LONDON, February 10, 1863
You ask me about Kinglake’s book—everybody except ourselves is reading or has read it.... With regard to the sleepy Cabinet dinner at Pembroke Lodge he has from what we hear fallen into great inaccuracy.... John says that the despatch, having been circulated in the Cabinet before that dinner, was already well known to them all. As far as he remembers none but Sir William Molesworth went to sleep. I remember perfectly how several of them told me afterwards about Sir William sleeping and falling from his chair, and we have often laughed about it, but I do not remember being told of anybody else going to sleep. I suppose I shall read the book, but I cannot tell you how I shrink from anything that must recall and make one live over again those terrible months of vacillation and weakness, the consequence of a Coalition Cabinet, which “drifted” us into a most terrible war—a war from which consistency and firmness would have saved us. A thoroughly Aberdeen Ministry would have maintained peace. A thoroughly Russell or Palmerston Ministry would have maintained peace and honour too.
Lord Russell to Lady Minto
PEMBROKE LODGE, July 9, 1863
Parliament is coming to an end, most people being tired of talking and everybody of listening.... Lord Chelmsford says in honour of the House of Lords: “The Commons have a great deal to do and they don’t do it—the Lords have nothing to do and they do it.”
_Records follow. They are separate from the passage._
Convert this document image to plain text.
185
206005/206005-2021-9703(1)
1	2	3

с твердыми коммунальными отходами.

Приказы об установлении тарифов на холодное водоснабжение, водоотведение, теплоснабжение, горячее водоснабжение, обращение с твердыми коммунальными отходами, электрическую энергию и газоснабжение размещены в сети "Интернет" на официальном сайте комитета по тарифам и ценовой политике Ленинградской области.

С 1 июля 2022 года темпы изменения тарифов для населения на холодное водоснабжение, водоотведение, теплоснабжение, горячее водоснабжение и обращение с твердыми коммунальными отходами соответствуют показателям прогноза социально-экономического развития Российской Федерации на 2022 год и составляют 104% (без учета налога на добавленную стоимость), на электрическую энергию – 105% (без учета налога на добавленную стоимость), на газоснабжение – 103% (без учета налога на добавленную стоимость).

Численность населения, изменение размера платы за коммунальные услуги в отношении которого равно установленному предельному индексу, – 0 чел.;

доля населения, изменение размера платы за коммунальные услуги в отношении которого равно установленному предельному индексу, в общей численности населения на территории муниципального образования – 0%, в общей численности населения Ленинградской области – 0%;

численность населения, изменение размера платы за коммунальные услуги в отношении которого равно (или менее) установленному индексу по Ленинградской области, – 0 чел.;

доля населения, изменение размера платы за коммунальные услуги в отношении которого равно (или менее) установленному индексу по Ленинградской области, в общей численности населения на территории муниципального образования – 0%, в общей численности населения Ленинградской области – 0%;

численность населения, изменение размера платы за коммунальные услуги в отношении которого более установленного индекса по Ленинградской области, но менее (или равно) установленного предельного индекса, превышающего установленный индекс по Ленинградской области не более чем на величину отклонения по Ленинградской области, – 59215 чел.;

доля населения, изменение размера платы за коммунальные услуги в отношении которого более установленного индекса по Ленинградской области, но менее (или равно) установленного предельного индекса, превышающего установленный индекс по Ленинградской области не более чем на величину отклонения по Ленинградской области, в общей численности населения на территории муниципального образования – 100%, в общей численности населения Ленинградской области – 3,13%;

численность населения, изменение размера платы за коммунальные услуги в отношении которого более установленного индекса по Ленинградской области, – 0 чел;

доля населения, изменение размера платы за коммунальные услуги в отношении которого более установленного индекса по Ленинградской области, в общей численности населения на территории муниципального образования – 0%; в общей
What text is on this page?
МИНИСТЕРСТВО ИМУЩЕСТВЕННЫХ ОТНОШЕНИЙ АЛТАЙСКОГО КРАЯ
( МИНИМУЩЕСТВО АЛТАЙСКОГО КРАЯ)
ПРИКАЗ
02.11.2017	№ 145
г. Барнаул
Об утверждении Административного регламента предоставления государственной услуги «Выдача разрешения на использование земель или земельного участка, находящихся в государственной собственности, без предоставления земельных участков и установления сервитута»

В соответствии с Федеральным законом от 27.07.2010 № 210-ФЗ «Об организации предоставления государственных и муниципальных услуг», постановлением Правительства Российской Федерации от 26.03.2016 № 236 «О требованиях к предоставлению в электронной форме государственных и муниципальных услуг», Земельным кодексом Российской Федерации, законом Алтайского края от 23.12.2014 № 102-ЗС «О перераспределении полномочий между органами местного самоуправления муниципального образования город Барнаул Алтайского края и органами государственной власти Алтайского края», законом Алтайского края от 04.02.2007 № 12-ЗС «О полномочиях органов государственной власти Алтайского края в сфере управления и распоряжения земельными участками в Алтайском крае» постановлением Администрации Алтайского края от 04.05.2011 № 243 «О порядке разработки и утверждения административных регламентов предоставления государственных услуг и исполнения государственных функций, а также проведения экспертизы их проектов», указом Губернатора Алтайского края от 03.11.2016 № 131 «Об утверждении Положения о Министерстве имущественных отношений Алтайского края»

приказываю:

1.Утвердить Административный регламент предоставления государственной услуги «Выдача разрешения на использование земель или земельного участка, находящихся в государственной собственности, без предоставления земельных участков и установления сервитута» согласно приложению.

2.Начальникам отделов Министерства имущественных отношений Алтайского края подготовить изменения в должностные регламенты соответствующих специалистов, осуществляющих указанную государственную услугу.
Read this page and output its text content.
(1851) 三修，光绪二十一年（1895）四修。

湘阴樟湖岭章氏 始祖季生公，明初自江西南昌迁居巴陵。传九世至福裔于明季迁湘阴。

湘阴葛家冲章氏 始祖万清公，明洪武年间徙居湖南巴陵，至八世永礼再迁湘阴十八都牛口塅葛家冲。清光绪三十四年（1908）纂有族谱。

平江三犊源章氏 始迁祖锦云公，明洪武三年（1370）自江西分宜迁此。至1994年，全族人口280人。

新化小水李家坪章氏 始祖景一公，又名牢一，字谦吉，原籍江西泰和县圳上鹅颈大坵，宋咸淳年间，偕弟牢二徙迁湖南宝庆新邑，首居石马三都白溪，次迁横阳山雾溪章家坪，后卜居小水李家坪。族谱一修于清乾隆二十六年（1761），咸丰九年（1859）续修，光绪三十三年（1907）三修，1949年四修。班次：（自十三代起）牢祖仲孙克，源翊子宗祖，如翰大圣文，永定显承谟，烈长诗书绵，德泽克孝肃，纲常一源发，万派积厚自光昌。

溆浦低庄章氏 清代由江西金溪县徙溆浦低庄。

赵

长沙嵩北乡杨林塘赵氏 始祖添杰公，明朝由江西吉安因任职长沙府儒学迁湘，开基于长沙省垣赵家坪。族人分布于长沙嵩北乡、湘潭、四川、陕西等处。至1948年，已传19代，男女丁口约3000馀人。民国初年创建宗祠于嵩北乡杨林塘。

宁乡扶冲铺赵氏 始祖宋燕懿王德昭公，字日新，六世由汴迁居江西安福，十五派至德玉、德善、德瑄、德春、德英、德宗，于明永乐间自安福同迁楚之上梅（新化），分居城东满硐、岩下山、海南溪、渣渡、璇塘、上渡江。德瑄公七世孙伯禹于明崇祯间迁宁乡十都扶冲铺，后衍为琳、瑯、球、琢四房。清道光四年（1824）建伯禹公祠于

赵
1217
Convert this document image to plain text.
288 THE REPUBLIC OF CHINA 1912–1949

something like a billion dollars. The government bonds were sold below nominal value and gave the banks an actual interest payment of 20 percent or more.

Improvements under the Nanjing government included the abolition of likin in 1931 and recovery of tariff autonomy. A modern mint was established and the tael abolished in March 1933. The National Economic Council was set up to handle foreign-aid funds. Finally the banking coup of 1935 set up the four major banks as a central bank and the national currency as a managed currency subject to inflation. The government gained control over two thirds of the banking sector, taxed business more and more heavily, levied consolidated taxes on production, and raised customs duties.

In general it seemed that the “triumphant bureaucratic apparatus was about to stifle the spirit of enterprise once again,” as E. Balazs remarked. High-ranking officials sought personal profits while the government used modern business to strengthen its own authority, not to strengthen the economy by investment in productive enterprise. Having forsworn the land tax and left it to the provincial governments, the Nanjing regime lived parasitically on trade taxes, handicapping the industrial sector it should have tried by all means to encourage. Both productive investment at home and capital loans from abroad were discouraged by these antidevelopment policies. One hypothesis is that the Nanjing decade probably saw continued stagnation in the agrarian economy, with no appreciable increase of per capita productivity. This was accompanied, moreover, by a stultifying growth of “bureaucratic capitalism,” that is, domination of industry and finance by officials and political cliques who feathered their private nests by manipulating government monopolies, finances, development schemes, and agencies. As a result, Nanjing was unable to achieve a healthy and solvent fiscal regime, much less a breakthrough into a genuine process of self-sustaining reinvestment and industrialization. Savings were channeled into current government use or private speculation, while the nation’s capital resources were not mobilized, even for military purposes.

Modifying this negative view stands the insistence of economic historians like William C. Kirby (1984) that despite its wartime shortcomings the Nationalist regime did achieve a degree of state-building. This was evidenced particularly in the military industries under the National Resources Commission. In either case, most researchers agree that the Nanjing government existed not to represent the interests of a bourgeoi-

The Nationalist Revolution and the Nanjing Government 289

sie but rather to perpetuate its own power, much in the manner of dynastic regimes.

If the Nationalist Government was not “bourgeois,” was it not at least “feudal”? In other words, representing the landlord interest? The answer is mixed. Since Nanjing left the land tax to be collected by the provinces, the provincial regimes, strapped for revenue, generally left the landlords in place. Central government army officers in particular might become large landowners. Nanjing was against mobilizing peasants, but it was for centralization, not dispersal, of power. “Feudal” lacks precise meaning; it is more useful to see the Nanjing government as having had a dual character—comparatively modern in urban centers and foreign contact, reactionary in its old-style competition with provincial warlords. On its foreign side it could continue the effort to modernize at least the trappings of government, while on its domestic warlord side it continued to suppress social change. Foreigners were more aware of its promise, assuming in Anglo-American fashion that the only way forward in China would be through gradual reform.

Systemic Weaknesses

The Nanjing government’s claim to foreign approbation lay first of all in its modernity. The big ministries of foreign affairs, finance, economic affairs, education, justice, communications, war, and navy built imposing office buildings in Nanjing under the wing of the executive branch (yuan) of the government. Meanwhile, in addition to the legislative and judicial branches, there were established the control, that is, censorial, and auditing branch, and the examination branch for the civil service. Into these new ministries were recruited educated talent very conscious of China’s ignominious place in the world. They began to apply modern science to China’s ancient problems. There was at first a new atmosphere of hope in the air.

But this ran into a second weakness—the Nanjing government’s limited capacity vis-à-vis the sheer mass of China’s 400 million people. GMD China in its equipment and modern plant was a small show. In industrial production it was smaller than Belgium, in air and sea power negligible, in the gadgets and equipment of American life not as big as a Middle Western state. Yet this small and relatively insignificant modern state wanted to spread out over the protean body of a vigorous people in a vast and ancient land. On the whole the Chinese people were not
In 1863 relations between England and America were again strained. English vessels were perpetually running the blockade to bring cotton to England and goods to the Southern ports—a risky but highly profitable business. They were often captured by Northern cruisers and forfeited. There were complaints on our side that the Federal courts were not always careful to distinguish in their decisions between cases of deliberate blockade-running and legitimate trading with ports beyond the Southern frontier. The North, besides blockade-running, had a further cause of complaint. The Confederates were getting cruisers built for them in neutral ports. The most famous case of the kind was that of the Alabama, which was built in the Mersey. The English Government had information of its destination, but failed to prevent it sailing—a failure which eventually cost us an indemnity of L3,000,000. The speech referred to in the following letter was made in the midst of these troubles. It was a defence of England’s good faith in the matter of the Alabama and an assertion that Americans should be left to settle their own difficulties without European mediation. At this time the French Government and a strong party in England were in favour of European intervention. By securing the independence of the South, they hoped to diminish the power of the United States in the future. Such an idea could only be entertained while the struggle between North and South seemed evenly balanced. The next year showed the hopelessness of such a project and vindicated the wisdom of the English Government in having refused to attempt to divide America into two independent Powers.